The Moorhead Spuds arrived a couple of hours before the 12:45 to 3:45 p.m. time slot that they and the Sartell Sabres had been allotted. Coach Greg Salvevold didn’t know what the result of such an early arrival would be, but the Spuds were allowed on the field, giving them extra time for practice before scrimmaging the Sabres for three hours.
“Usually we’re still inside,” Salvevold said. “Being able to be outside for this whole week and coming to U.S. Bank and getting live reps on the field, it’s awesome.”
The Sabres and Spuds brought a total of 56 uniformed players, and everyone got on the field. Two more three-hour time slots followed Tuesday, with Kasson-Mantorville and Holy Family in the stadium from 4 to 7 p.m., and Kenyon-Wanamingo and Medford taking their turn from 7:15 to 10:15 p.m. Other teams will follow throughout April; by the end of the month 60 Minnesota high school teams will have played inside the stadium.

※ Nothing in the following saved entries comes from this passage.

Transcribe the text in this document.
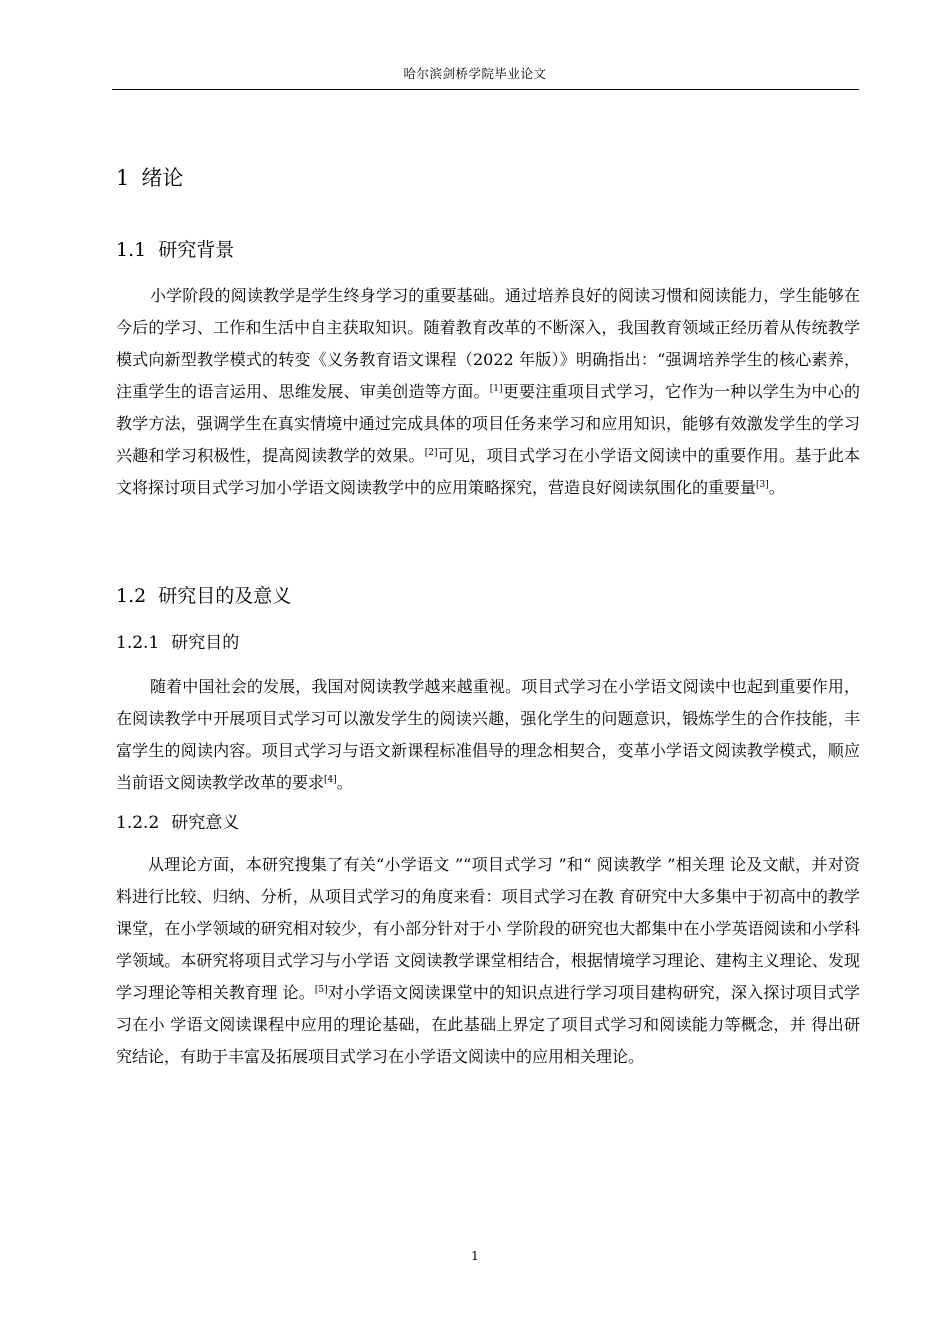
哈尔滨剑桥学院毕业论文
1 绪论
1.1 研究背景

小学阶段的阅读教学是学生终身学习的重要基础。通过培养良好的阅读习惯和阅读能力，学生能够在今后的学习、工作和生活中自主获取知识。随着教育改革的不断深入，我国教育领域正经历着从传统教学模式向新型教学模式的转变《义务教育语文课程（2022 年版）》明确指出：“强调培养学生的核心素养，注重学生的语言运用、思维发展、审美创造等方面。[1]更要注重项目式学习，它作为一种以学生为中心的教学方法，强调学生在真实情境中通过完成具体的项目任务来学习和应用知识，能够有效激发学生的学习兴趣和学习积极性，提高阅读教学的效果。[2]可见，项目式学习在小学语文阅读中的重要作用。基于此本文将探讨项目式学习加小学语文阅读教学中的应用策略探究，营造良好阅读氛围化的重要量[3]。

1.2 研究目的及意义
1.2.1 研究目的

随着中国社会的发展，我国对阅读教学越来越重视。项目式学习在小学语文阅读中也起到重要作用，在阅读教学中开展项目式学习可以激发学生的阅读兴趣，强化学生的问题意识，锻炼学生的合作技能，丰富学生的阅读内容。项目式学习与语文新课程标准倡导的理念相契合，变革小学语文阅读教学模式，顺应当前语文阅读教学改革的要求[4]。

1.2.2 研究意义

从理论方面，本研究搜集了有关“小学语文 ”“项目式学习 ”和“ 阅读教学 ”相关理 论及文献，并对资料进行比较、归纳、分析，从项目式学习的角度来看：项目式学习在教 育研究中大多集中于初高中的教学课堂，在小学领域的研究相对较少，有小部分针对于小 学阶段的研究也大都集中在小学英语阅读和小学科学领域。本研究将项目式学习与小学语 文阅读教学课堂相结合，根据情境学习理论、建构主义理论、发现学习理论等相关教育理 论。[5]对小学语文阅读课堂中的知识点进行学习项目建构研究，深入探讨项目式学习在小 学语文阅读课程中应用的理论基础，在此基础上界定了项目式学习和阅读能力等概念，并 得出研究结论，有助于丰富及拓展项目式学习在小学语文阅读中的应用相关理论。

1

Each team pays the stadium $975 for their three-hour slot; part of those funds go toward paying umpires. Until recently, Salvevold and Sartell coach Jerome Nemanich were not aware that they would be the first high school teams to play at U.S. Bank Stadium.

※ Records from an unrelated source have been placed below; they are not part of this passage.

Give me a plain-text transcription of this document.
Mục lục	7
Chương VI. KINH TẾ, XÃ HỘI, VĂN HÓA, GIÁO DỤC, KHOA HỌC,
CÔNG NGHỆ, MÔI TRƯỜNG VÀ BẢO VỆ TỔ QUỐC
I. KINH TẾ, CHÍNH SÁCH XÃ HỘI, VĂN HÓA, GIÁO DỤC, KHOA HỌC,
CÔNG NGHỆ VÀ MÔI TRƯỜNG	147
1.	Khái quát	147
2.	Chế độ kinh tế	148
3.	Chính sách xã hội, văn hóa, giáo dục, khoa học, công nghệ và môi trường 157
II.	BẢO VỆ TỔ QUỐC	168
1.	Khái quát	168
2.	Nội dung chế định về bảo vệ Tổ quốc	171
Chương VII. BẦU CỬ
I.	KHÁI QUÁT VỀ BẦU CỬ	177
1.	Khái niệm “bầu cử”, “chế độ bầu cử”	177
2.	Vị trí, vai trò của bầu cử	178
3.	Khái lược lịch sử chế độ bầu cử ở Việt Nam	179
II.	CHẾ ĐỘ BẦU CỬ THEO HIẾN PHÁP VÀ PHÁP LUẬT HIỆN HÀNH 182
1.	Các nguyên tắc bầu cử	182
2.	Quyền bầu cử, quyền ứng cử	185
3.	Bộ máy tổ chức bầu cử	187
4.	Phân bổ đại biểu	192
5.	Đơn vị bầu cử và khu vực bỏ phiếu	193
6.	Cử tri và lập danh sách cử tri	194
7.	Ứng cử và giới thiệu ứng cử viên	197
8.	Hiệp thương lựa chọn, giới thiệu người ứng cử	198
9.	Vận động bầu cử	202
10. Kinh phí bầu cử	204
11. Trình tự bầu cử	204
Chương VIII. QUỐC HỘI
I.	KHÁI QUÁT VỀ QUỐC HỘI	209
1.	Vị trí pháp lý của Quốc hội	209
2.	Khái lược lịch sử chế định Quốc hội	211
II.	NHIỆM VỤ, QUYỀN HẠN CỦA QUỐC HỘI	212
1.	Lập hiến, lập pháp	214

“We didn’t know that,” Nemanich said. “They gave us the dates, and we just wanted to go during the third week of practice.”

Fans pay five dollars to watch from front-row seats if they wish. There was a smattering of spectators for the Moorhead-Sartell game, protected from foul balls and errant throws by a net that also covered the field-level suites that are used for Vikings games. The teams are housed in temporary dugouts, metal boxes with fenced fronts and rubber floors. Nemanich called them “chicken coops,” which was pretty accurate.
The football markings remain on the field, with additional white stripes put down for foul lines, batters boxes and outlines of the base paths.
The sounds of the game were standard stuff: “Let’s go 11!” and “Way to hang!” A second baseman was told to play as deep as he wanted, because “The ball’s gonna get there quick” on the turf. When the ball bounced, whether off the bat or into the ground on a pitch, tiny shards of rubber were kicked up in a strong imitation of infield dirt. The Sabres wore their full game uniforms while the Spuds were in numberless team T-shirts.The first pitcher to take the mound was Moorhead junior Sam Haiby, a Division I basketball recruit who is in her first year on the varsity baseball team.
As players wearing metal spikes walked from a behind-the-scenes batting cage to the field through a concrete corridor, a stadium employee said, “It sounds like an army marching in.”
Some outfielders and players sitting in the right field bullpen wore sunglasses to protect against the sun streaming through the roof. It was warm in the ballpark, warmer than any Minnesota ballplayer is accustomed to in April. The outdoor temperature was 62 degrees, and it was warmer than that inside.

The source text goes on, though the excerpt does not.